2/18/2009

Egemen ve Rüzgar'lı Günlerde Anılar ve Gazanfer Özcan

Geride bıraktığımız senelerin her daim en kısası olan şubat ayının da yarısını geçtik. Son iki günün bizim için en büyük gelişmesi Egemen ve Rüzgar’ın gece uykularına kendi başlarına yataklarında Hale ve benim fazla müdahalesi olmadan geçiş yapması oldu şüphesiz. Umarım bundan sonrada kendi kendilerine uykuya geçebilirler.
Egemen Rüzgar’a göre zorlanıp biraz daha fazla bağırsada bir süre sonra gelen giden olmayınca mecburen uykuyu geçti. Bakalım bundan sonraki süreci hep beraber göreceğiz.
Kendi başına uyumamak konu başlığı altında aklıma ilk gelenler, ben uyuyuncaya kadar bir süre anneanemin bana eşlik etmesidir.
1979 yılında Ankara’ya taşındığımızda malum ülkenin en karışık dönemleriydi. Daha altı yaşında olmama rağmen güvenli bir ortamda olmadığımızın farkındaydım. İstanbul’daki evimiz karakolun tam karşısında olması itibariyle kendimi daha güvenli hissediyor ve buna karşılık hiç bir bilmediğim bir şehrin bir semtinde evin oturma odasına göre daha arka tarafında kalan odasında tek başına uykuya dalmak bana çok kolay gelmiyordu açıkçası. Tabi hayatımın her döneminde olduğu gibi yine rahmetli anneannem yardımıma koşuyor ve uykuya dalana kadar bana eşlik ediyordu.
Dün akşam bir usta sanatçıyı daha kaybettik . Yeni jenerasyonun Avrupa Yakası dizisinin Tahsin Babası olarak bildiği fakat otuzlu yaşlar ve üstündekilerin Kuruntu Ailesinin reisi Hüsnü Kuruntu olarak tanıdığı Gazanfer Özcan hayatının son döneminde bile çalışarak daha doğrusu devlete olan vergi borçlarını ödeyebilmek için çalışması gerektiğinden belkide aşırı yorgunluğun da etkisiyle aramızdan ayrıldı.

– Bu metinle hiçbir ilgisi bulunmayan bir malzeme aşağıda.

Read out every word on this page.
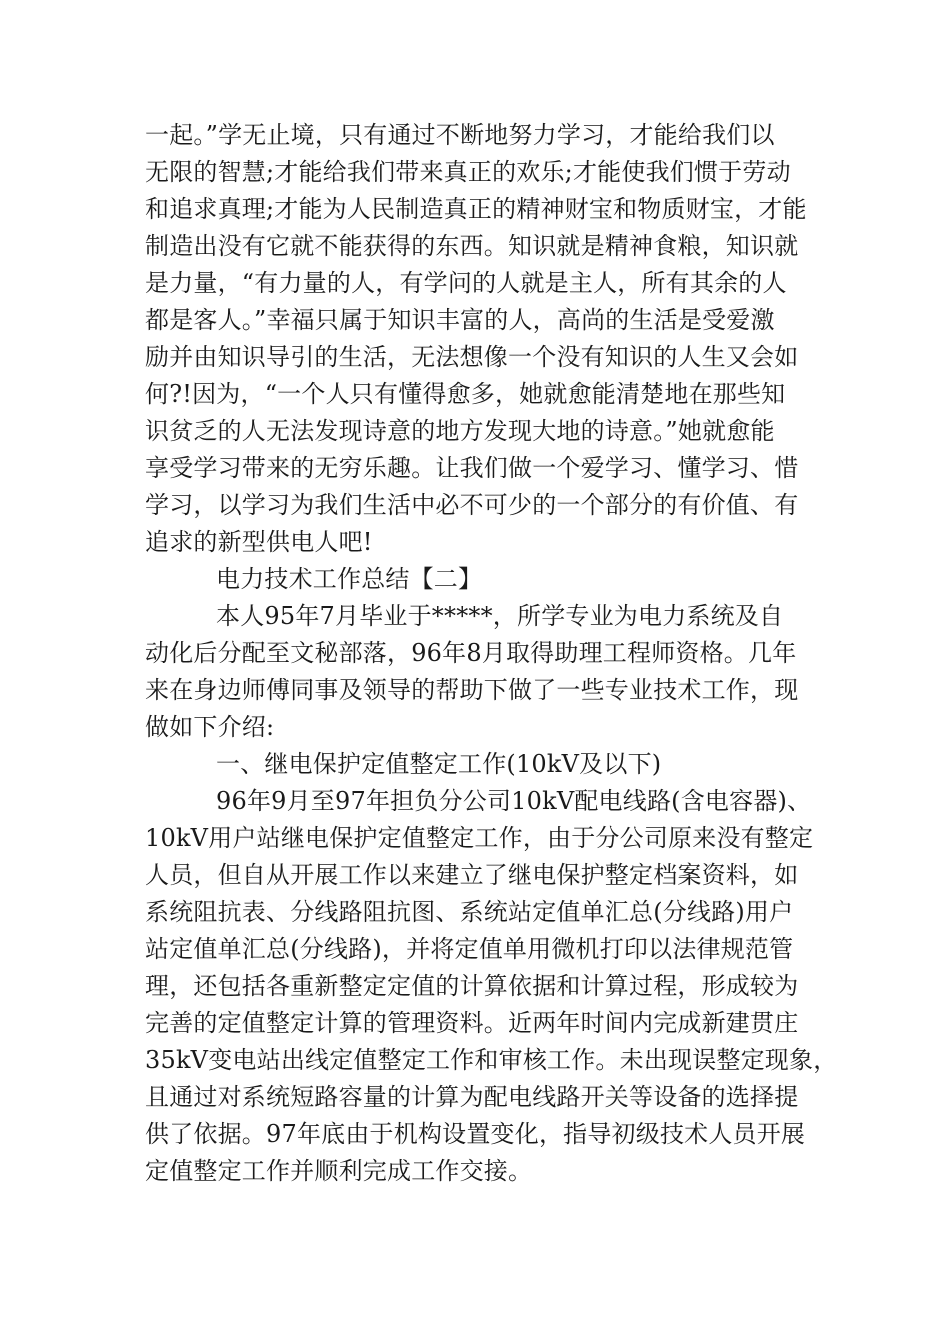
一起。”学无止境，只有通过不断地努力学习，才能给我们以
无限的智慧;才能给我们带来真正的欢乐;才能使我们惯于劳动
和追求真理;才能为人民制造真正的精神财宝和物质财宝，才能
制造出没有它就不能获得的东西。知识就是精神食粮，知识就
是力量，“有力量的人，有学问的人就是主人，所有其余的人
都是客人。”幸福只属于知识丰富的人，高尚的生活是受爱激
励并由知识导引的生活，无法想像一个没有知识的人生又会如
何?!因为，“一个人只有懂得愈多，她就愈能清楚地在那些知
识贫乏的人无法发现诗意的地方发现大地的诗意。”她就愈能
享受学习带来的无穷乐趣。让我们做一个爱学习、懂学习、惜
学习，以学习为我们生活中必不可少的一个部分的有价值、有
追求的新型供电人吧!
电力技术工作总结【二】
本人95年7月毕业于*****，所学专业为电力系统及自
动化后分配至文秘部落，96年8月取得助理工程师资格。几年
来在身边师傅同事及领导的帮助下做了一些专业技术工作，现
做如下介绍:
一、继电保护定值整定工作(10kV及以下)
96年9月至97年担负分公司10kV配电线路(含电容器)、
10kV用户站继电保护定值整定工作，由于分公司原来没有整定
人员，但自从开展工作以来建立了继电保护整定档案资料，如
系统阻抗表、分线路阻抗图、系统站定值单汇总(分线路)用户
站定值单汇总(分线路)，并将定值单用微机打印以法律规范管
理，还包括各重新整定定值的计算依据和计算过程，形成较为
完善的定值整定计算的管理资料。近两年时间内完成新建贯庄
35kV变电站出线定值整定工作和审核工作。未出现误整定现象，
且通过对系统短路容量的计算为配电线路开关等设备的选择提
供了依据。97年底由于机构设置变化，指导初级技术人员开展
定值整定工作并顺利完成工作交接。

Tek kanallı TRT yıllarının aklımızda kalan keyifli dizileriden biriydi Kuruntu Ailesi. Dizinin çoğu kişi tarafından beğenilmesinin sebebi usta tiyatrocuların rol almasıydı diye düşünüyorum.
Aslında bu düşüncem her dönem televizyonlarda yer alan diziler içinde geçerli. Tiyatrooyuncularının yer aldığı diziler her zaman toplum tarafından beğeni ile takip ediliyor.
Örnek geçen sene aramızdan ayrılan Savaş Dinçel’in oynadığı Ekmek Teknesi dizisi, yine uzun yıllar TRT de izlediğimiz Bizimkiler , Ferhunde Hanımlar gibi diziler. Bunun nedeni ise ortaya konan oyunculuğun çok daha inandırıcı ve insanlara sıcak gelmesidir.
Kuruntulu olmak, olmamış ama olabilecek bir durum karşısında önceden evham yapmak, karamsarlığın bir başka tipi, bende biraz böyleyim sanırım işte Hüsnü Kuruntu karakterinde kendimden bir parça bulmam, belkide bu diziyi özellikle de Gazanfer Özcan’ı sevmemdeki etkendi ve ölümü üzerine hissettiğim üzüntü.
Hayatım boyunca hiç yüz yüze gelmediğim , gelsem bile tanımadığım birinin kaybına duyulan üzüntü duygusu nasıl tanımlanır bilmiyorum. Aynı duyguyu Barış Manço ve Kemal Sunal’ın ölümlerinde de hissetmiştim.
Hüsnü Kuruntu’nun heyecan ve panik içinde ordan oraya ağır ağır ve yaylanarak koşması, gözlüğünün üstünden attığı bakışlar, çalmaya uğraştığı kanun, yanlış anlamadan kaynaklanan komik durumlar, kızkardeşi ile atışmaları aklımda kalanlar.
Belkide çocukluğumdan kalan figürlerin yıllar ilerledikçe bir bir azalması hiç tanımadağım birinin ölümüne duyduğum üzüntünün nedenidir.